Three-dimensional SPH modeling of brittle fracture under hydrodynamic loading

TL;DR

This paper introduces a 3D SPH computational framework combining fluid-structure interaction modeling with structural failure simulation, enabling detailed crack surface prediction without complex crack-tracking algorithms.

Contribution

The novel integration of weakly compressible SPH with a pseudo-spring damage model allows for accurate, efficient 3D fracture simulation under hydrodynamic loading without specialized crack-tracking.

Findings

Accurately predicts 3D crack surfaces in structures.

Demonstrates high accuracy against experimental data.

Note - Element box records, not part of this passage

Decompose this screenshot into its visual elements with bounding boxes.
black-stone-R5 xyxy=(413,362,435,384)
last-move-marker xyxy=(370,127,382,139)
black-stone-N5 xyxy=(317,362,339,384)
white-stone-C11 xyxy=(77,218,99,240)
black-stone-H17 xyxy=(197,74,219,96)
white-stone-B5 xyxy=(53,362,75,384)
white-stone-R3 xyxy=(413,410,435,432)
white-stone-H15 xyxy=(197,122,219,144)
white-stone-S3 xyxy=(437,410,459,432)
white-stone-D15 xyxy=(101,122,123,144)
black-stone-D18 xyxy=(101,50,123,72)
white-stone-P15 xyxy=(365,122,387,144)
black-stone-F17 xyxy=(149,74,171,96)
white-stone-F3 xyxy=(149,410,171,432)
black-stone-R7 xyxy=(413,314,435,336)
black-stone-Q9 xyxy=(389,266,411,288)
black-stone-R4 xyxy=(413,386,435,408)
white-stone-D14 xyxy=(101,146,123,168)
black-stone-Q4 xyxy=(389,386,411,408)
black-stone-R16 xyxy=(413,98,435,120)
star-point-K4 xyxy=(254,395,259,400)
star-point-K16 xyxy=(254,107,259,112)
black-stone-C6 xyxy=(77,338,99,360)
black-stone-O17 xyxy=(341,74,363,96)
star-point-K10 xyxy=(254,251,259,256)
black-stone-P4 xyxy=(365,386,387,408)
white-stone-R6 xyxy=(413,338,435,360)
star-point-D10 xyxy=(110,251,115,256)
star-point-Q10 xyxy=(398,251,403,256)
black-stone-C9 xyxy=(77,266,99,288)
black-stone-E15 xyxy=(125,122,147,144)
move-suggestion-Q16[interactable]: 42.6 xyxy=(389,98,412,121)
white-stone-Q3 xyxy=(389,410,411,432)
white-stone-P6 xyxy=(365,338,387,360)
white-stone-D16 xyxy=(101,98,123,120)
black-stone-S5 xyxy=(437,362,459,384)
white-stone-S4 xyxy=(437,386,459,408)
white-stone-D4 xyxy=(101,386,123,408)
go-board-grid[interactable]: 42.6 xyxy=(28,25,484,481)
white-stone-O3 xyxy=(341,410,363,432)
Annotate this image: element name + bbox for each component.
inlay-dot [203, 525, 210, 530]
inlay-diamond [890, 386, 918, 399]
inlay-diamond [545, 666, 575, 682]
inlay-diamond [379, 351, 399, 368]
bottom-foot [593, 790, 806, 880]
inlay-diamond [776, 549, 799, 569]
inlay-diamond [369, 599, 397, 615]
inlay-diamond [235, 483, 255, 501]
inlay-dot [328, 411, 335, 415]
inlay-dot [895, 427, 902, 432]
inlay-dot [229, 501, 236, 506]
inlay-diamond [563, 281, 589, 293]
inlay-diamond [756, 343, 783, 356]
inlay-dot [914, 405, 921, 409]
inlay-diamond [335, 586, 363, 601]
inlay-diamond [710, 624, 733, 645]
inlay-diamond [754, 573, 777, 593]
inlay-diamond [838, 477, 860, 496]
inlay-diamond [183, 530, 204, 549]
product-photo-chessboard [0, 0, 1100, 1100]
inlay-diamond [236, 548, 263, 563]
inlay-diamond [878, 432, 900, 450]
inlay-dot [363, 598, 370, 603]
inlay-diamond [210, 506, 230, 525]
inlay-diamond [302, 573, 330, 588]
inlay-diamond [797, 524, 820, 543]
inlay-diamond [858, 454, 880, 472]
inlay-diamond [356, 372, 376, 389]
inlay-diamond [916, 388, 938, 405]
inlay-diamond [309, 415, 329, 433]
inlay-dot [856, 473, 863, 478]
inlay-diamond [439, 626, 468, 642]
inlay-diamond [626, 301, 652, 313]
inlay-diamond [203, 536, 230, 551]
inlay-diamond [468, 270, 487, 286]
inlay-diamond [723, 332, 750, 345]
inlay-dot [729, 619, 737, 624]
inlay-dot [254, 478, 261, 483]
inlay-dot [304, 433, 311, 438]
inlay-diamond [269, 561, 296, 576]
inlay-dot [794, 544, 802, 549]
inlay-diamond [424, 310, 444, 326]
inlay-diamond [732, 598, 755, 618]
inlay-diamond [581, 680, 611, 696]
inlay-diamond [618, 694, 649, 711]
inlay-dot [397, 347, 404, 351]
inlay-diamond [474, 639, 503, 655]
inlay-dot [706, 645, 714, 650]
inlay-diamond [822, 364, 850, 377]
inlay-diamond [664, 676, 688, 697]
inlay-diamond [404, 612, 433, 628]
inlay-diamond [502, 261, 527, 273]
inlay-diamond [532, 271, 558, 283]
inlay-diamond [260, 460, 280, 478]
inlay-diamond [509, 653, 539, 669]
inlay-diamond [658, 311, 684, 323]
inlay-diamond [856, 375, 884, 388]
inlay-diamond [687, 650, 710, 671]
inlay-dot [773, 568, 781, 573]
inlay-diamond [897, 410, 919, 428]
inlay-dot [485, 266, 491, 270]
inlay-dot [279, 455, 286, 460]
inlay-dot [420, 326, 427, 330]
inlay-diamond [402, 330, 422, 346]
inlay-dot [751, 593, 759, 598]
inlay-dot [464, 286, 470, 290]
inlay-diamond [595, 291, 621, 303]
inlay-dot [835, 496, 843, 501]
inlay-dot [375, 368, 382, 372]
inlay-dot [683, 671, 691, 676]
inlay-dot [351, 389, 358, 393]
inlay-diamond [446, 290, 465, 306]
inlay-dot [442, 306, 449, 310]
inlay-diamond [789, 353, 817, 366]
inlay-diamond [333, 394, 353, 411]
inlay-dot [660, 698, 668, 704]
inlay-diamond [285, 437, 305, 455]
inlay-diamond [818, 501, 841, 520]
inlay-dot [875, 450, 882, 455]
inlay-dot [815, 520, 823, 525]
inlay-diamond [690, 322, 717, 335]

Effective in simulating complex fracture patterns.

Abstract

A three-dimensional SPH computational framework is presented for modeling fluid-structure interactions with structural deformation and failure. We combine weakly compressible SPH with a pseudo-spring-based SPH solver to capture the fluid flow and deformable structures. A unified modeling approach captures the solid boundaries and fluid-structure interfaces without penalty-based contact force. The $\delta$-SPH technique improves the pressure calculations in the fluid phase, while structural damage is modeled using a pseudo-spring approach, with particle interactions limited to its neighbors. The present framework can capture the three-dimensional crack surfaces in structures without any computationally intensive crack-tracking algorithm or visibility criteria. The framework has been proven effective against existing models and experimental data, demonstrating high accuracy and robustness in simulating detailed fracture patterns and offering insights into the impact of hydrodynamic events on structural integrity.